As an academic, I have cheered for and welcomed the open access (OA) mandates that, slowly but steadily, have been accepted in one way or another throughout academia. It is now often accepted that public funds means public research. Many of our universities or funding bodies will demand that, with varying intensities–sometimes they demand research to be published in an OA venue, sometimes a mandate will only “prefer” it. Lately, some journals and funder bodies have expanded this mandate toward open science, requiring not only research outputs (that is, articles and books) to be published openly but for the data backing the results to be made public as well. As a person who has been involved with free software promotion since the mid 1990s, it was natural for me to join the OA movement and to celebrate when various universities adopt such mandates.

Now, what happens after a university or funder body adopts such a mandate? Many individual academics cheer, as it is the “right thing to do.” However, the authors observe that this is not really followed thoroughly by academics. What can be observed, rather, is the slow pace or “feet dragging” of academics when they are compelled to comply with OA mandates, or even an outright refusal to do so. If OA and open science are close to the ethos of academia, why aren’t more academics enthusiastically sharing the data used for their research? This paper finds a subversive practice embodied in the refusal to comply with such mandates, and explores an hypothesis based on Karl Marx’s productive worker theory and Pierre Bourdieu’s ideas of symbolic capital.

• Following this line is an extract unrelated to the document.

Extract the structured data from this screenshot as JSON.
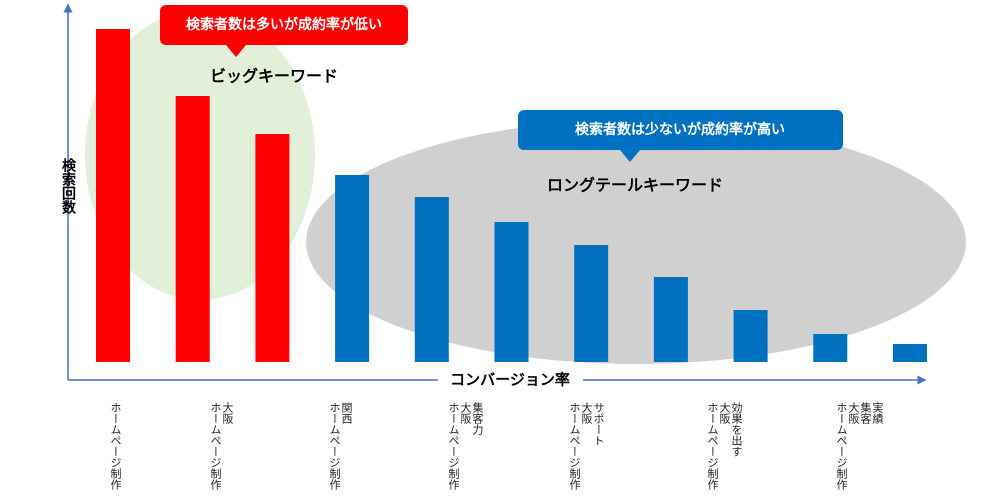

The paper explains that academics, as productive workers, become targets for exploitation: given that it’s not only the academics’ sharing ethos, but private industry’s push for data collection and industry-aligned research, they adapt to technological changes and jump through all kinds of hurdles to create more products, in a result that can be understood as a neoliberal productivity measurement strategy. Neoliberalism assumes that mechanisms that produce more profit for academic institutions will result in better research; it also leads to the disempowerment of academics as a class, although they are rewarded as individuals due to the specific value they produce.

The authors continue by explaining how open science mandates seem to ignore the historical ways of collaboration in different scientific fields, and exploring different angles of how and why data can be seen as “under-shared,” failing to comply with different aspects of said mandates. This paper, built on the social sciences tradition, is clearly a controversial work that can spark interesting discussions. While it does not specifically touch on computing, it is relevant to Computing Reviews readers due to the relatively high percentage of academics among us.